もうひとつ無視できないのが、現代社会の特徴でもあるストレスです。ストレスは心だけではなく、体のホルモンバランスにも大きな影響を及ぼします。人は強いストレスを感じると、アドレナリンやコルチゾールといったホルモンが分泌されます。

これらのホルモンには「戦うか逃げるか」という緊急時に備えるために血糖値を一時的に上げる働きがあります。昔なら外敵から逃げるために必要な反応でしたが、現代では仕事のプレッシャーや人間関係の悩みといった逃げ場のないストレスにさらされることで、慢性的に血糖値が高い状態になってしまいます。

世界中で広がる糖尿病ですが、欧米と日本をはじめとするアジア諸国では少し事情が異なります。

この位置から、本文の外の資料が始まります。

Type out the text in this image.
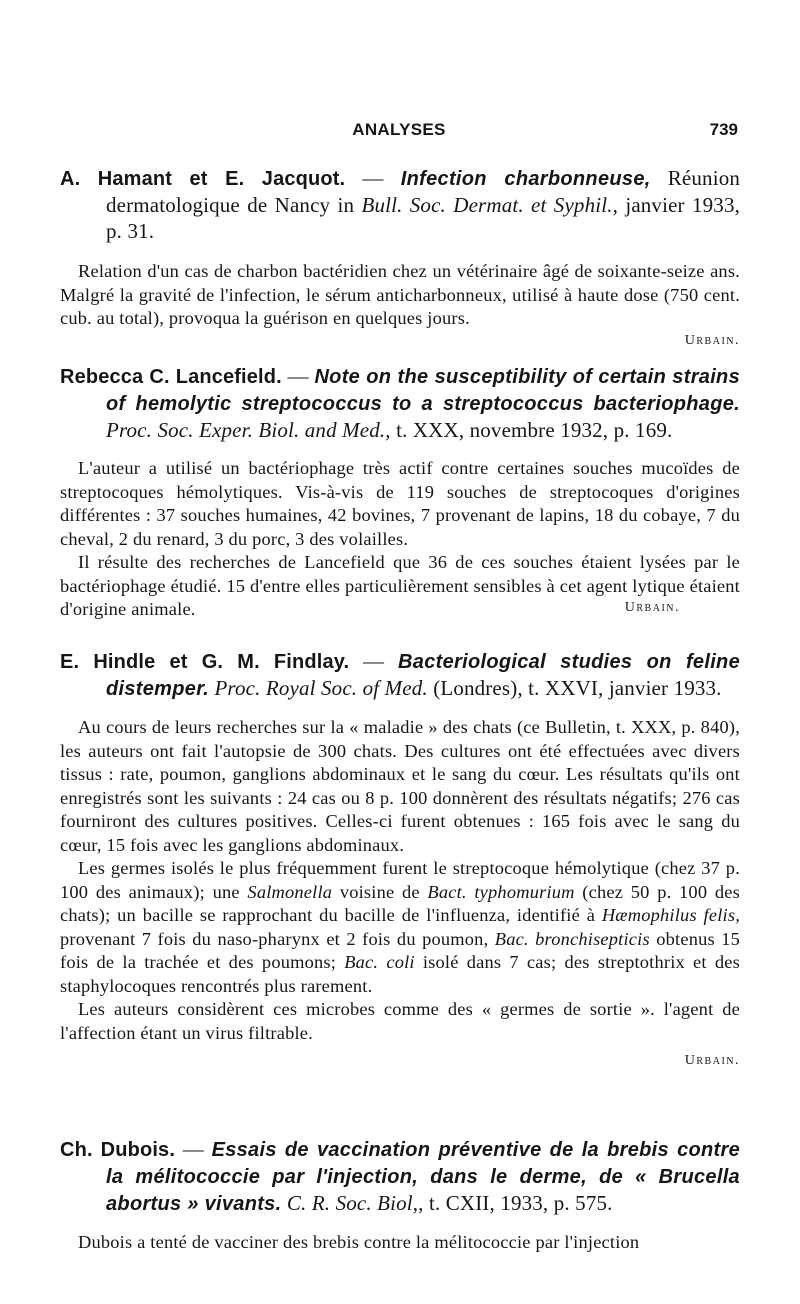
ANALYSES	739

A. Hamant et E. Jacquot. — Infection charbonneuse, Réunion dermatologique de Nancy in Bull. Soc. Dermat. et Syphil., janvier 1933, p. 31.

Relation d'un cas de charbon bactéridien chez un vétérinaire âgé de soixante-seize ans. Malgré la gravité de l'infection, le sérum anticharbonneux, utilisé à haute dose (750 cent. cub. au total), provoqua la guérison en quelques jours.

Urbain.

Rebecca C. Lancefield. — Note on the susceptibility of certain strains of hemolytic streptococcus to a streptococcus bacteriophage. Proc. Soc. Exper. Biol. and Med., t. XXX, novembre 1932, p. 169.

L'auteur a utilisé un bactériophage très actif contre certaines souches mucoïdes de streptocoques hémolytiques. Vis-à-vis de 119 souches de streptocoques d'origines différentes : 37 souches humaines, 42 bovines, 7 provenant de lapins, 18 du cobaye, 7 du cheval, 2 du renard, 3 du porc, 3 des volailles.

Il résulte des recherches de Lancefield que 36 de ces souches étaient lysées par le bactériophage étudié. 15 d'entre elles particulièrement sensibles à cet agent lytique étaient d'origine animale.	Urbain.

E. Hindle et G. M. Findlay. — Bacteriological studies on feline distemper. Proc. Royal Soc. of Med. (Londres), t. XXVI, janvier 1933.

Au cours de leurs recherches sur la « maladie » des chats (ce Bulletin, t. XXX, p. 840), les auteurs ont fait l'autopsie de 300 chats. Des cultures ont été effectuées avec divers tissus : rate, poumon, ganglions abdominaux et le sang du cœur. Les résultats qu'ils ont enregistrés sont les suivants : 24 cas ou 8 p. 100 donnèrent des résultats négatifs; 276 cas fourniront des cultures positives. Celles-ci furent obtenues : 165 fois avec le sang du cœur, 15 fois avec les ganglions abdominaux.

Les germes isolés le plus fréquemment furent le streptocoque hémolytique (chez 37 p. 100 des animaux); une Salmonella voisine de Bact. typhomurium (chez 50 p. 100 des chats); un bacille se rapprochant du bacille de l'influenza, identifié à Hæmophilus felis, provenant 7 fois du naso-pharynx et 2 fois du poumon, Bac. bronchisepticis obtenus 15 fois de la trachée et des poumons; Bac. coli isolé dans 7 cas; des streptothrix et des staphylocoques rencontrés plus rarement.

Les auteurs considèrent ces microbes comme des « germes de sortie ». l'agent de l'affection étant un virus filtrable.

Urbain.

Ch. Dubois. — Essais de vaccination préventive de la brebis contre la mélitococcie par l'injection, dans le derme, de « Brucella abortus » vivants. C. R. Soc. Biol,, t. CXII, 1933, p. 575.

Dubois a tenté de vacciner des brebis contre la mélitococcie par l'injection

あなたは糖尿病患者と聞いて、どんな人を思い浮かべますか? おそらく、太った中高年の男性をイメージすると思います。間違っているわけではありません。実際、欧米では肥満と糖尿病の関連が非常に強く、体重が増えるにつれて糖尿病になる確率が上昇します。

しかし、日本人の場合は、太っていなくても糖尿病を発症します。しかもその多くが、「かくれ糖尿病」と呼ばれ、本人も気づかないまま進行しているケースです。かくれ糖尿病とは、糖尿病であるにもかかわらず、健診などの検査では糖尿病と診断されず、見逃していることをいいます。

「痩せている人」でも糖尿病になる

欧米人と日本人の体質には次のような違いがあります。

欧米人は筋肉量が多く、すい臓から分泌できるインスリンの量が多いため、ある程度体重が増えても、血糖値を正常に保てる余力があります。

一方、日本人は小柄で筋肉量も少なく、すい臓から分泌できるインスリンの量が欧米人と比べると少ないため、欧米人ほど太っていなくても、血糖値が上がりやすいのです。

例えば、欧米人なら体重が100キロを超えても糖尿病にならないことがありますが、日本人は体重70キロ前後でも糖尿病になるケースは珍しくありません。

日本人の場合、「痩せているから自分は大丈夫」という考え方は危険です。むしろ「痩せていても糖尿病」というケースを念頭に置いておいたほうがいいでしょう。それでは、どうしたら、かくれ糖尿病に気づけるのか? その方法については、本書で詳しくお話しします。

糖尿病が怖いのは、血糖値が高いことではなく、その状態が続くことで全身の血管や臓器に少しずつダメージが蓄積し、やがて心不全や腎不全、さらには認知症といった深刻な病気を引き起こすからです。いわゆる合併症の発症です。